"Das Herz von St. Pauli" ist der letzte große Seemannsfilm von Hans Albers, den er im Spätsommer 1957 in Hamburg drehte. Er feierte seinen 66. Geburtstag (am 21. September)im Film-Atelier. Zum ersten Mal in seiner Kino-Karriere - d. h. seit über 40 Jahren - drehte er einen Film komplett in seiner Heimatstadt Hamburg, und zwar sowohl die Außen- als auch die Innenaufnahmen (im Studio Hamburg-Wandsbek).
Viele große Filmstars jener Zeit spielten neben Hans Albers:
Camilla Spira, Mady Rahl, Gert Fröbe, Werner Peters, Peer Schmidt, Hans-Jörg Felmy u. v. m.
Der Film zählt auch heute noch zu den bekanntesten Albers-Filmen. Er läuft regelmäßig im TV und liegt seit 2007 nun auch auf dieser DVD vor.
Natürlich ist die Handlung aus heutiger Sicht ähnlich klischeehaft, wie die meisten Filme der Wirtschaftswunderzeit, aber trotzdem ist der Film aufgrund seiner atmosphärischen Dichte, der schönen Außenaufnahmen, der vielen beliebten Co-Stars und nicht zuletzt der Gesangsauftritte von Hans Albers auch heute noch sehenswert.

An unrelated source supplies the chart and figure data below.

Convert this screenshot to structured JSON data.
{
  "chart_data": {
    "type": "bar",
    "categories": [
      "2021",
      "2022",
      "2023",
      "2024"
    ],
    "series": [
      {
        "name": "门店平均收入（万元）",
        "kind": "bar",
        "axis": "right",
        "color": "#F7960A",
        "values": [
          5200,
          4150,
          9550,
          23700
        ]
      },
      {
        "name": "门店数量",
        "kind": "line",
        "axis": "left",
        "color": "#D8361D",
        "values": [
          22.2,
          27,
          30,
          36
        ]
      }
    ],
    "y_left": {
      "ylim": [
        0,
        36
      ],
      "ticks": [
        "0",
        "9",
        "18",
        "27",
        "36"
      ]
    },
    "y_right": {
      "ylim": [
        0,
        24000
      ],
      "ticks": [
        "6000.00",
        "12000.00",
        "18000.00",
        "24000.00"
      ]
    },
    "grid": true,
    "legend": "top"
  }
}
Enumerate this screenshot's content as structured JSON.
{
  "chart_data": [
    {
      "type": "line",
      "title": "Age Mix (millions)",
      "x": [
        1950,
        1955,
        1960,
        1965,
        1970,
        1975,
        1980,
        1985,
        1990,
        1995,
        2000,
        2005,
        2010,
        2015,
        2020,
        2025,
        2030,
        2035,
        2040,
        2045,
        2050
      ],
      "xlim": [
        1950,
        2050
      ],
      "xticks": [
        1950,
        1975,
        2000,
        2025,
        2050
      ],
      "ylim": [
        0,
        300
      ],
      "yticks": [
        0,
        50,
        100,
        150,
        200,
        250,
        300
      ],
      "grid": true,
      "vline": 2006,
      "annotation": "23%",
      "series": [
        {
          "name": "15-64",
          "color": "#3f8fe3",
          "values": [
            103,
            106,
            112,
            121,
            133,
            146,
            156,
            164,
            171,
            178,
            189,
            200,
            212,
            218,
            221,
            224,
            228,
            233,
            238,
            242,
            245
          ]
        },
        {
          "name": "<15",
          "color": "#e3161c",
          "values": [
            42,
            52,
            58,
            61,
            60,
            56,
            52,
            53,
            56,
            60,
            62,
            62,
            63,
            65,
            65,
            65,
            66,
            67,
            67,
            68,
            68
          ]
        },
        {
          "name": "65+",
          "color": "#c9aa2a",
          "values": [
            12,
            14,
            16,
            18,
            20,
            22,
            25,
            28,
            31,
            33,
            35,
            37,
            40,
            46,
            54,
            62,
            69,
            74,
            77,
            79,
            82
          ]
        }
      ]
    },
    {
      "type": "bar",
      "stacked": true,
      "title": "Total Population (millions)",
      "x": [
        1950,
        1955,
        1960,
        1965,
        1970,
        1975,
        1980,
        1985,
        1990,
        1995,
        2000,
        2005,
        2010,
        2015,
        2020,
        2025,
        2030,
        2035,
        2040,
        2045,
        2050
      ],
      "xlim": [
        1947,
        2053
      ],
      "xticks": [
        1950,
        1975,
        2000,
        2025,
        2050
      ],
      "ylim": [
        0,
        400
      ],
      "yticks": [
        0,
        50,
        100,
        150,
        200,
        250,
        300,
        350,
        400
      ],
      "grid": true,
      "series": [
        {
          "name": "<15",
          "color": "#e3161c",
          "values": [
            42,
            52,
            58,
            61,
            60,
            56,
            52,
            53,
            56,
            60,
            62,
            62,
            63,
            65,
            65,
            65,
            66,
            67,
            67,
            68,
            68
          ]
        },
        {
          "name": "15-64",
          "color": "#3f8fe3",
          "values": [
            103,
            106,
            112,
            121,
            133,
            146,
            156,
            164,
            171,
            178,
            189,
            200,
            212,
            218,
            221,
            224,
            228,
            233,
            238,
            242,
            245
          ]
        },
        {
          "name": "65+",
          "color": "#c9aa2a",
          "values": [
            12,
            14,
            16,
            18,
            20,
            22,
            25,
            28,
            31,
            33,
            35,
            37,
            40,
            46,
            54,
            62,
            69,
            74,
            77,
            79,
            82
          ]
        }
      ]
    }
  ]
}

Drei der vier Lieder, die in Hans Albers in dem Film sang, wurden von dem legendären Film- und Schlagerkomponisten Michael Jary geschrieben:
Das fröhliche Seemannslied "Ja, das Leben", das melancholische Ballade "Weine nicht" und natürlich der Ohrwurm,
"Das letzte Hemd hat keine Taschen". Das Titellied des Filmes, das schmissige "Das Herz von St. Pauli" mit seinem fulminanten Finale ist auch heute noch, insbesondere bei den Fans des Fußballvereines "FC St. Pauli 1910" (deren Hymne es ist) nach wie vor als "Vereinshymne" in aller Munde.
Und hier noch eine kleine Anekdote am Rande: Nach der Filmpremiere am 17.12.1957 im Hamburger "Hotel Altlantic" kam es sogar zu einem kleinen Spontankonzert: Hans Albers gab, vom Komponisten Jary am Klavier begleitet, ein paar Stücke aus dem Film zum Besten. Hans Albers stieg, immer wenn in Hamburg war, im "Atlantic" an der Außenalster ab - das Hotel liegt nur wenige 100 Meter entfernt von seinem Gaburtshaus in der "Langen Reihe" 73 in Hamburg - St. Georg...
Nun bleibt nur zu hoffen, daß Kinowelt auch weitere Lücken im Filmschaffen von Hans Albers schließt: Die großen Spätwerke wie "Vor Sonnenuntergang", "Der letzte Mann" oder "Nachts auf den Straßen" liegen immer noch nicht auf DVD vor, genauso wie die Filme der leichteren Muse a' la "Käpt'n Bay Bay", "Unter heißem Himmel" oder auch der Heimatfilm "13 kleine Esel und der Sonnenhof".